I will explain the entire issue.
I am using a 4 gpu machine each of 20gb for finetuning mistral.
When I train a model, the gpu distributes some memory over all the gpus but fully utilises gpu 1. As soon as the memory is exhausted it throws an error Cuda OutofMemory instead of switching to the next gpu


I tried to use DistributedDataParallel but now I am facing this IndexError mentioned above:

torch.distributed.init_process_group(backend="nccl")
 Set device based on local rank
local_rank = int(os.environ["LOCAL_RANK"])#
torch.cuda.set_device(local_rank)
device = torch.device("cuda", local_rank)
.
.
model = nn.parallel.DistributedDataParallel(model, device_ids=[local_rank], output_device=local_rank, find_unused_parameters=True)


Command to run torchrun --nproc_per_node=4 --nnodes=1 --node_rank=0 mistral-opt.py

There are no missing values in my dataset. I am not sure what is happening.Need some help

An IndexError occurred: Invalid key: 41784 is out of bounds for size 0
Skipping this error and continuing execution.
An IndexError occurred: Invalid key: 26752 is out of bounds for size 0
Skipping this error and continuing execution.
An IndexError occurred: Invalid key: 35187 is out of bounds for size 0
Skipping this error and continuing execution.
An IndexError occurred: Invalid key: 38692 is out of bounds for size 0
Skipping this error and continuing execution.

I don’t understand why the script should switch to the next GPU somehow. Did you debug why the imbalanced memory usage is seen in the first place?

Narrow down which line of code raises the warning and then check all corresponding inputs of the operation.

So, the machine has 4 gpus each of 20gb memory, The OutofMemory error occurs when Gpu 1 runs of out of memory, but as you can see the other gpus are still having a lot of unused memory, I wanted to know as to why it is not utilising the remaining memory instead to allocate space.
Also, I am new to this so can you tell how I can debug the imbalanced memory usage.

The error occurs in : trainer.train() , I am trying to finetune Mistral on a dataset

PyTorch does not automatically allocate memory on different devices and since each memory allocation is explicit, you would need to narrow down why the memory usage is higher on GPU0.
You could start by adding debug print statements narrowing down where the memory increases unexpectedly via print(torch.cuda.memory_allocated()) (or similar calls).
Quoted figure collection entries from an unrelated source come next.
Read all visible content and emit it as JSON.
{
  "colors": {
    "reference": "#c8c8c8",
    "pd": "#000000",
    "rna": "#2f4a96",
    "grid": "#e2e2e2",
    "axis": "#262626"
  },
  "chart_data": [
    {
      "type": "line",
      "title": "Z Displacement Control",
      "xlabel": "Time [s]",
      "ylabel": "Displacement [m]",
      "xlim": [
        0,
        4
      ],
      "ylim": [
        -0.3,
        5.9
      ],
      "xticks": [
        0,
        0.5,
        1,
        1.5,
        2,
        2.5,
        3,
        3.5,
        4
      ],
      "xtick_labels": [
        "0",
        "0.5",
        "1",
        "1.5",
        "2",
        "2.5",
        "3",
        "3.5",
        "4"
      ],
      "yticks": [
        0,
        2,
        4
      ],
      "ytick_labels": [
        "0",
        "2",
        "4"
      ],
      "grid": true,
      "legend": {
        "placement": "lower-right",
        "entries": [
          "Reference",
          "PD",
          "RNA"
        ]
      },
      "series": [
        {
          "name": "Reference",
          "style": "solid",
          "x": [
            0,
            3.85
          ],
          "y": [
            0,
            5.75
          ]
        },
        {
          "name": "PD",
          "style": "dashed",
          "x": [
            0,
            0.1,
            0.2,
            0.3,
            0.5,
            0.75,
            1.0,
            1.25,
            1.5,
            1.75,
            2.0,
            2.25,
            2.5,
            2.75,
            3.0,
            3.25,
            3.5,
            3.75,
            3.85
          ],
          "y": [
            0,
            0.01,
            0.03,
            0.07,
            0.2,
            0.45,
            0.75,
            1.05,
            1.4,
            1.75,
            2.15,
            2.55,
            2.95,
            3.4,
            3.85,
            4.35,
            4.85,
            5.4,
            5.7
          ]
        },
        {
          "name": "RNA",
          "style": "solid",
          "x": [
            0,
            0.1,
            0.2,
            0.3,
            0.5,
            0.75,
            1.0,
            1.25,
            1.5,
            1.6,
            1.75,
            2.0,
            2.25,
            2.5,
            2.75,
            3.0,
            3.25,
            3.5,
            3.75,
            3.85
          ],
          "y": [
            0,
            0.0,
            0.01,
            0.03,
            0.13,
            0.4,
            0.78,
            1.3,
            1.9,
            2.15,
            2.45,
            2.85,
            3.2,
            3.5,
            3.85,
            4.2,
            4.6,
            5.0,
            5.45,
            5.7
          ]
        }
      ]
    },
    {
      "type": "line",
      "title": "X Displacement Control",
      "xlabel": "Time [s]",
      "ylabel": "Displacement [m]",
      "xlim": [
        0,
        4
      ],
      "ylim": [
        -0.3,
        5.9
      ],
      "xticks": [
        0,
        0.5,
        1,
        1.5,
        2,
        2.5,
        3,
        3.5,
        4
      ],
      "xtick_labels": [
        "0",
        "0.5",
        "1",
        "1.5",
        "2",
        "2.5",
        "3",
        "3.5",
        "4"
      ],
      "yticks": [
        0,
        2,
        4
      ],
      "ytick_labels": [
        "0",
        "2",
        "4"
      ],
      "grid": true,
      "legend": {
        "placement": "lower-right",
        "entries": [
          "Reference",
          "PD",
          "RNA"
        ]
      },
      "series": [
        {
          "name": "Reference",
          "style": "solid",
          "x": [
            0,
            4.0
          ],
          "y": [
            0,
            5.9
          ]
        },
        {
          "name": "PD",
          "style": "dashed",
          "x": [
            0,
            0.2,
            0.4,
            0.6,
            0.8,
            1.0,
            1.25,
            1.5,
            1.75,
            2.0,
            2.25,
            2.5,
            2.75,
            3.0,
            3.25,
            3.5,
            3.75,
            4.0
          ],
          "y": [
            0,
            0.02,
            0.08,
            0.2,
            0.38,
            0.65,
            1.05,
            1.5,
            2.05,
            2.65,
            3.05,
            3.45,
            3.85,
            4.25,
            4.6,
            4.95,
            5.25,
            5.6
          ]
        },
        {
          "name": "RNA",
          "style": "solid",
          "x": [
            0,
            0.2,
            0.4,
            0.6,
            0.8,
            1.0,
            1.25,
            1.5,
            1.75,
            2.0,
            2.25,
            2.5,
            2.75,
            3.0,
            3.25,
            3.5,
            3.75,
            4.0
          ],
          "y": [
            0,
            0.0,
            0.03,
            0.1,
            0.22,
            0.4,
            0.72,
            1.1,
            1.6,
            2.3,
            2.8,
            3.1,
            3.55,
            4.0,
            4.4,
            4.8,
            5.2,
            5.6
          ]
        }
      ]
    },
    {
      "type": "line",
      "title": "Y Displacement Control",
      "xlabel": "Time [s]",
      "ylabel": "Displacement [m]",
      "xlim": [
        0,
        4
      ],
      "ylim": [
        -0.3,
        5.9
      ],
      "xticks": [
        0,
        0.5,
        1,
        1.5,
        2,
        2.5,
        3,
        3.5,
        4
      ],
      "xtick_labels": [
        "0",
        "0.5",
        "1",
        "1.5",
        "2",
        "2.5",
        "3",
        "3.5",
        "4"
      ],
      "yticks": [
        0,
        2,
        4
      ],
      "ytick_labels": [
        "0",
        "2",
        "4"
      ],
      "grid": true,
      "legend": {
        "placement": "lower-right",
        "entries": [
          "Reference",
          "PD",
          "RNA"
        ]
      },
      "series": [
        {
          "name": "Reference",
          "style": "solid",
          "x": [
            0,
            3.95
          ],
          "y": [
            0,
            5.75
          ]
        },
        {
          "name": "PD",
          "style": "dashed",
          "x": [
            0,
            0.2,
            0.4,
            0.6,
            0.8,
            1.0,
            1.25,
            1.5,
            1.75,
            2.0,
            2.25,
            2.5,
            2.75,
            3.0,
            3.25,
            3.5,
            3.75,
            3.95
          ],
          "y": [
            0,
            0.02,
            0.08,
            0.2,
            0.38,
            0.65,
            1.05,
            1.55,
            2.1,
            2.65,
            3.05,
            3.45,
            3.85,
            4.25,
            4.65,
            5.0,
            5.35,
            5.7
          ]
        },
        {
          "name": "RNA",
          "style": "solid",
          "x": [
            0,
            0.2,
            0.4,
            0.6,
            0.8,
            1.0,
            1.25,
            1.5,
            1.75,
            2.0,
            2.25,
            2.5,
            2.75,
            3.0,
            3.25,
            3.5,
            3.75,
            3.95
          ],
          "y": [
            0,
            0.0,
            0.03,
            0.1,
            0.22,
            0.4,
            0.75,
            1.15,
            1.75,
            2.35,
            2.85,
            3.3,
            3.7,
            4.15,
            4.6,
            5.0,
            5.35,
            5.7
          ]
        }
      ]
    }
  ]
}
https://discuss.pytorch.org/t/uneven-gpu-utilization-during-training-backpropagation/36117
I found a thread related to the issue I am facing, I will try to see if I can change the output devices for gradient accumulation and forward/backward passes.
Thanks!

The linked issue uses nn.DataParallel which is known to create an imbalanced usage since the default GPU device will be used to gather all inputs and outputs. In your title you are mentioning DistributedDataParallel, which does not suffer from this issue since each device uses its own process for the model training including data loading and processing.

Yes I figured out this error was occuring in the tokenization step.Thanks alot!